2005-10-26

North American Federation

First, go read Tim Bray's post. What follows will make no sense without it. (I originally sent it as an email to Tim.)

Hey, wonderful! I'm all for it.

It got me to thinking about symbolism for the Federation. How 'bout we use the Maple Leaf Flag, but with the red bars changed to blue? This would keep the "red, white, and blue" symbolism important to Unitedstatesians, but the outline would be that of Canada's flag.

Then we could use America the Beautiful as the national anthem (far better than either official anthem both in lyrics and melody, in my opinion). I think verses 1, 2, 7, and 4 of the final 1913 version, in that order, are the keepers, and the blue bars in the new flag would resonate with "from sea to shining sea".

Politically, the Federation keeps a prime-ministerial system with an elected but ceremonial head of state, like all sensible democratic countries. We'd have 16 states, 10 provinces, 2 commonwealths (Massachusetts and Pennsylvania), 3 territories, and one free city (Washington City). We'd also of course have New York City, the financial capital of the planet Earth.

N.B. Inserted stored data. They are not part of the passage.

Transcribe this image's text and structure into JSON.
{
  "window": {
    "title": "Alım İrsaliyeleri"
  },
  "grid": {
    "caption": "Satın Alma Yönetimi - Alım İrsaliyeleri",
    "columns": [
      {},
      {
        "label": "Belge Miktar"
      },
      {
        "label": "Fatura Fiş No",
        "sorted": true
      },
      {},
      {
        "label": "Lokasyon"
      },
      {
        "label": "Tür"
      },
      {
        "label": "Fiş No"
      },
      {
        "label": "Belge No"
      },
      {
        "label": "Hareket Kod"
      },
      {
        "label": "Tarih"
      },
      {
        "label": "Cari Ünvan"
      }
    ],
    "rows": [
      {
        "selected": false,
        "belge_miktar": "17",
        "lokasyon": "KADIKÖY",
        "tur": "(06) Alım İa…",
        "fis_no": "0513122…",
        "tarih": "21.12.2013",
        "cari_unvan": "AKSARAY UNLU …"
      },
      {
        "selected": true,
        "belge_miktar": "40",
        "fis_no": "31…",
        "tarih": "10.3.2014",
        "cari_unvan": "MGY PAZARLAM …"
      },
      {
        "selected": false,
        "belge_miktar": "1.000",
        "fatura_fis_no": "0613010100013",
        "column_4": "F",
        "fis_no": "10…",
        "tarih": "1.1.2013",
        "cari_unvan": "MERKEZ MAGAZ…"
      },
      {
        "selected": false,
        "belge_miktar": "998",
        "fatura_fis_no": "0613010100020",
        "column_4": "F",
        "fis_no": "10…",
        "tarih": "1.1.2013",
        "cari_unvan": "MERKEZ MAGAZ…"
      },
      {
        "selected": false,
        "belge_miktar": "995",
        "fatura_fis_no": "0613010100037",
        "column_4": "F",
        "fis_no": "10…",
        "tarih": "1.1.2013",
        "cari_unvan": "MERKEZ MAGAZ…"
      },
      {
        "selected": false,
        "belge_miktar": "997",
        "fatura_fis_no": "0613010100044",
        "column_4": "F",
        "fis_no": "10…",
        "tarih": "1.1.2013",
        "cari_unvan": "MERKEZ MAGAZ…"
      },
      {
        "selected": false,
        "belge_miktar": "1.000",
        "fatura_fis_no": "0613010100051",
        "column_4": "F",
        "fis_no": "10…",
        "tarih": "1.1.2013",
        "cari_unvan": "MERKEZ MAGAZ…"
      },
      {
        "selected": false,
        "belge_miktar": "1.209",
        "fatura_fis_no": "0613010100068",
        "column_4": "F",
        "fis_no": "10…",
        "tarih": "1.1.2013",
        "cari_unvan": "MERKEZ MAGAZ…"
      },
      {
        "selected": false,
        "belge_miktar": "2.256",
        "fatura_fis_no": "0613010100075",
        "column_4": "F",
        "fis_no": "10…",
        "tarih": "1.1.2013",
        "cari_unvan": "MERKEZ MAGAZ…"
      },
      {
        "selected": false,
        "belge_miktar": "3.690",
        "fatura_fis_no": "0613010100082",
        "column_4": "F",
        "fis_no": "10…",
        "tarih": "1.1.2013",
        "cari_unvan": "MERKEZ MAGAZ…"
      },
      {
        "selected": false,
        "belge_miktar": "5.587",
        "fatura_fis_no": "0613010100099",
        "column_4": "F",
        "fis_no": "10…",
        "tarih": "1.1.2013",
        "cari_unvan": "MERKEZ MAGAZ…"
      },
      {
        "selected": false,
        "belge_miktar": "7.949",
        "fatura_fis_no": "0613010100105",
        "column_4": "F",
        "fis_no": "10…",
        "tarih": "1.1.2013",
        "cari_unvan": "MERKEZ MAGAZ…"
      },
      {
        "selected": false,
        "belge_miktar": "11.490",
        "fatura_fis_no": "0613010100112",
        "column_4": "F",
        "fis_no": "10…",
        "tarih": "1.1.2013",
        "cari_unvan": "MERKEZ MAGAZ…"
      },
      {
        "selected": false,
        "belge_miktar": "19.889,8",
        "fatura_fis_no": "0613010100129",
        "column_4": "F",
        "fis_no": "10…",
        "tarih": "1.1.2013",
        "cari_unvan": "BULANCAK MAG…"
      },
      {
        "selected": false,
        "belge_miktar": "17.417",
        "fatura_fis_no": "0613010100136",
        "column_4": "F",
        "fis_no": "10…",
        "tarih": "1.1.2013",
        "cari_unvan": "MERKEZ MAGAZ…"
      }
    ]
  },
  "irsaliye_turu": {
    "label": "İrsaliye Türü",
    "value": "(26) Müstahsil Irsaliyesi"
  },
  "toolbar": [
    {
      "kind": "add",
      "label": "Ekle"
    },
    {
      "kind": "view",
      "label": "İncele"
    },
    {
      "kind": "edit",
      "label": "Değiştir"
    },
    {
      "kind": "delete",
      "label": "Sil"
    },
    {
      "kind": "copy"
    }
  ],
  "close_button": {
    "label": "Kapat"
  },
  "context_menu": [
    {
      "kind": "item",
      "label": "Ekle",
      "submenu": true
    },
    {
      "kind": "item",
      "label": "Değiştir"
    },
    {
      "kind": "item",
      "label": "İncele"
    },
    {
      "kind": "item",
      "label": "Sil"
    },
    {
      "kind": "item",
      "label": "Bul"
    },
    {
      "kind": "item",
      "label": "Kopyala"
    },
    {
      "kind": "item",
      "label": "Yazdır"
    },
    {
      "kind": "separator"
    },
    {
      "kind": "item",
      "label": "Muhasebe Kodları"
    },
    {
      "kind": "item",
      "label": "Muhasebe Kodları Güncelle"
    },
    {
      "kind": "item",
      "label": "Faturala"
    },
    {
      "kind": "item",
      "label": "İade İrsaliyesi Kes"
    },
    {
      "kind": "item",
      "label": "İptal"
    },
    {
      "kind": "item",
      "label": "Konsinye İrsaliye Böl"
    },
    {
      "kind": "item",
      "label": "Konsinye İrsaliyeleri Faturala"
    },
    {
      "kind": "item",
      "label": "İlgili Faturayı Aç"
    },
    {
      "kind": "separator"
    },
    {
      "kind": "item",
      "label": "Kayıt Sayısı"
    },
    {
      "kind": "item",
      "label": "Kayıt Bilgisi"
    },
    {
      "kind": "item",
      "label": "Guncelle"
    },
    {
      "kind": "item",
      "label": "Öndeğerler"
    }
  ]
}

As for the Republic wanting access to the Pacific, let them buy a border province or two from Mexico. "How many Texans does it take to screw in a lightbulb?" "Texans don't screw in lightbulbs; they go to Mexico."

On a more serious note, this map is interesting. Back in 1981, a Washington Post writer named Joel Garreau (of Quebecker descent) wrote a fascinating book called The Nine Nations of North America, showing how the continent naturally fell into nine distinct regions (with a few outliers like Manhattan, D.C., and Hawai'i). There's a main web site where the whole book is available online; it's back in print, too.

3 comments:

pdf23ds said...

I'm not sure about the red-state/blue-state thing. The only difference between red states and blue states is the preportion of population living in blue urban areas vs. red rural areas. They're islands of green in the middle of a desert, so to speak. But the blue areas in Oklahoma are not much less blue than the ones in California. Nor are the red areas in california too much less so than those in the bowels of texas.

Plus, even the most very red or blue states are so only by 10-15% from 50%, which is hardly dramatic.

John Cowan said...

Yes, I know; that's why the idea isn't a serious one. This map shows how purple America actually is.

Anonymous said...

LOL! I love it! I certainly do not consider myself to be blue, red or purple(ish) or even green for that matter! LOL!